Nigeria’s political landscape is bracing for a major shift nine months ahead of the 2026 presidential election, as two of the country’s highest-profile opposition figures have announced a surprise party switch that could upend the race against incumbent President Bola Tinubu.
Former governors Peter Obi and Rabiu Kwankwaso, who placed third and fourth respectively in the 2023 presidential contest, formally joined the Nigeria Democratic Congress (NDC) during a ceremony at the party’s Abuja national headquarters on Sunday, where they were welcomed by NDC national leader Senator Seriake Dickson. The move opens the door for a united opposition joint ticket to challenge Tinubu’s ruling All Progressives Congress (APC) in the January 2026 vote.
Prior to this switch, Obi and Kwankwaso were members of the African Democratic Congress (ADC), alongside 2023’s second-place finisher, former Vice-President Atiku Abubakar. Their exit from the ADC comes less than a year after all three opposition heavyweights merged into the party, an alliance that quickly collapsed amid messy public legal disputes over party leadership.
Obi, who ran as the Labour Party’s 2023 presidential candidate before leaving the party, blamed the infighting on interference from the ruling government. “The same Nigerian state and its agents that created unnecessary crises and hostility within the Labour Party that forced me to leave now appear to be finding their way into the ADC,” he stated in his remarks on Sunday. Allies of President Tinubu have rejected these claims, denying any coordinated effort to sabotage opposition political groups.
While some political observers frame the split as further fragmentation of Nigeria’s already fractured opposition, supporters of the new NDC alliance argue the move will eliminate internal chaos and create a more cohesive, focused challenge to the APC. Both Obi and Kwankwaso bring distinct, complementary electoral strengths to the new party: Obi commands massive, enthusiastic support from young voters across Nigeria’s southern regions, while Kwankwaso holds substantial political influence in the country’s populous north. Both have built robust grassroots followings from their tenures as state governors.

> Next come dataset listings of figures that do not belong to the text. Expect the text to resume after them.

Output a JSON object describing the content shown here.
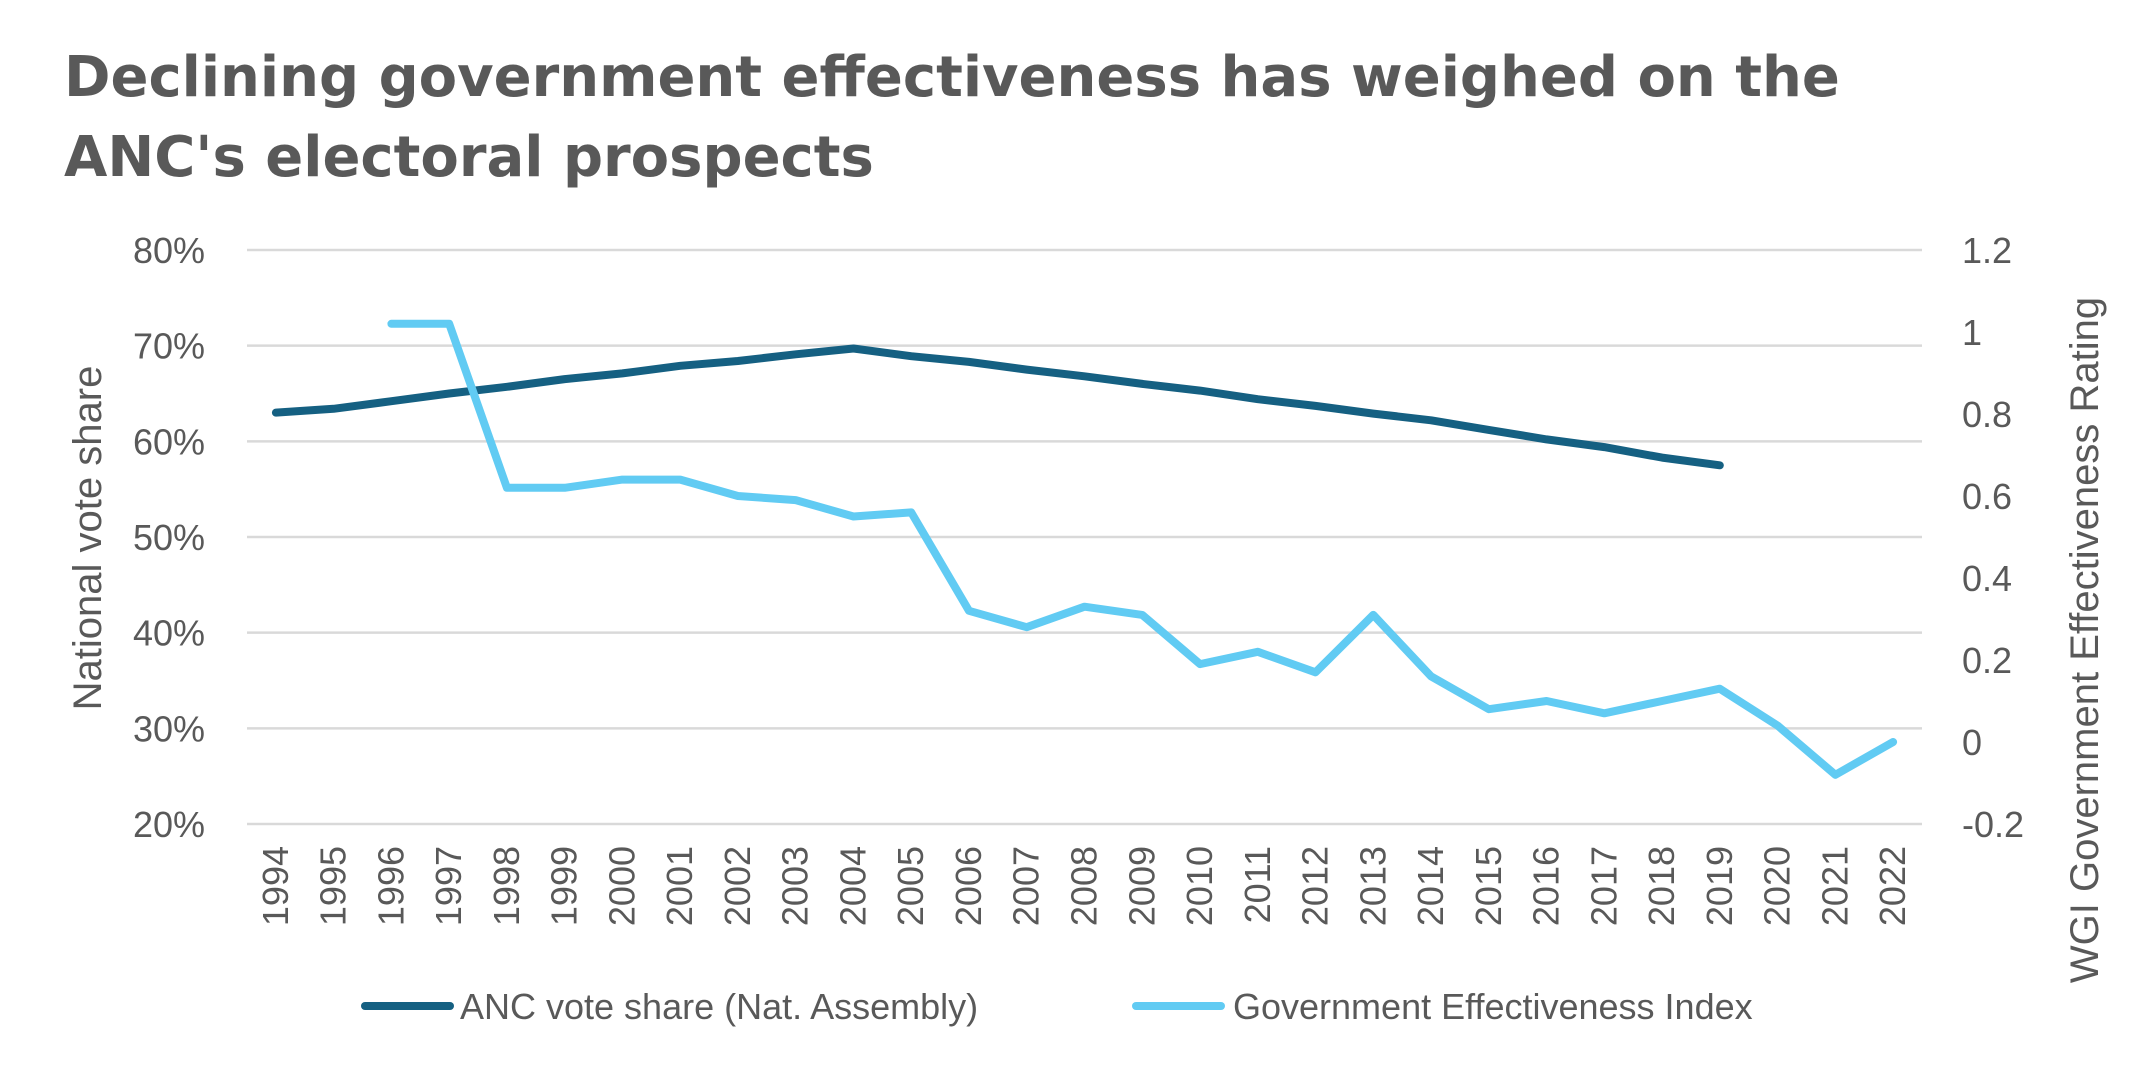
{
  "chart_data": {
    "type": "line",
    "title": "Declining government effectiveness has weighed on the ANC's electoral prospects",
    "x": [
      "1994",
      "1995",
      "1996",
      "1997",
      "1998",
      "1999",
      "2000",
      "2001",
      "2002",
      "2003",
      "2004",
      "2005",
      "2006",
      "2007",
      "2008",
      "2009",
      "2010",
      "2011",
      "2012",
      "2013",
      "2014",
      "2015",
      "2016",
      "2017",
      "2018",
      "2019",
      "2020",
      "2021",
      "2022"
    ],
    "y_left": {
      "label": "National vote share",
      "ylim": [
        20,
        80
      ],
      "ticks": [
        {
          "value": 80,
          "label": "80%"
        },
        {
          "value": 70,
          "label": "70%"
        },
        {
          "value": 60,
          "label": "60%"
        },
        {
          "value": 50,
          "label": "50%"
        },
        {
          "value": 40,
          "label": "40%"
        },
        {
          "value": 30,
          "label": "30%"
        },
        {
          "value": 20,
          "label": "20%"
        }
      ]
    },
    "y_right": {
      "label": "WGI Government Effectiveness Rating",
      "ylim": [
        -0.2,
        1.2
      ],
      "ticks": [
        {
          "value": 1.2,
          "label": "1.2"
        },
        {
          "value": 1.0,
          "label": "1"
        },
        {
          "value": 0.8,
          "label": "0.8"
        },
        {
          "value": 0.6,
          "label": "0.6"
        },
        {
          "value": 0.4,
          "label": "0.4"
        },
        {
          "value": 0.2,
          "label": "0.2"
        },
        {
          "value": 0.0,
          "label": "0"
        },
        {
          "value": -0.2,
          "label": "-0.2"
        }
      ]
    },
    "grid": true,
    "legend_position": "bottom",
    "series": [
      {
        "name": "ANC vote share (Nat. Assembly)",
        "axis": "left",
        "color": "#156082",
        "values": [
          63.0,
          63.4,
          64.2,
          65.0,
          65.7,
          66.5,
          67.1,
          67.9,
          68.4,
          69.1,
          69.7,
          68.9,
          68.3,
          67.5,
          66.8,
          66.0,
          65.3,
          64.4,
          63.7,
          62.9,
          62.2,
          61.2,
          60.2,
          59.4,
          58.3,
          57.5,
          null,
          null,
          null
        ]
      },
      {
        "name": "Government Effectiveness Index",
        "axis": "right",
        "color": "#61CBF3",
        "values": [
          null,
          null,
          1.02,
          1.02,
          0.62,
          0.62,
          0.64,
          0.64,
          0.6,
          0.59,
          0.55,
          0.56,
          0.32,
          0.28,
          0.33,
          0.31,
          0.19,
          0.22,
          0.17,
          0.31,
          0.16,
          0.08,
          0.1,
          0.07,
          0.1,
          0.13,
          0.04,
          -0.08,
          0.0
        ]
      }
    ]
  }
}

Following their formal induction into the NDC, Obi and Kwankwaso issued calls for national unity, expanded economic and social opportunities for Nigeria’s large youth population, and an end to the persistent internal infighting that has weakened the country’s opposition movements in past elections.
Political analyst Bala Yusuf told the BBC that the party switch has the potential to completely redraw Nigeria’s electoral map ahead of next year’s vote. “If the NDC fields Obi as its presidential candidate and Kwankwaso as vice-president, they will definitely give the ruling APC a run for their money at the polls,” Yusuf noted.
One key unresolved question remains: the alliance has not yet announced who will take the top spot on the presidential ticket, a contentious issue that has sunk previous opposition power-sharing deals in Nigeria. President Tinubu, who assumed office in May 2023, has not yet issued any public response to the opposition’s latest restructuring.
Next January’s election will mark Nigeria’s eighth democratic presidential contest since the end of military rule in 1999.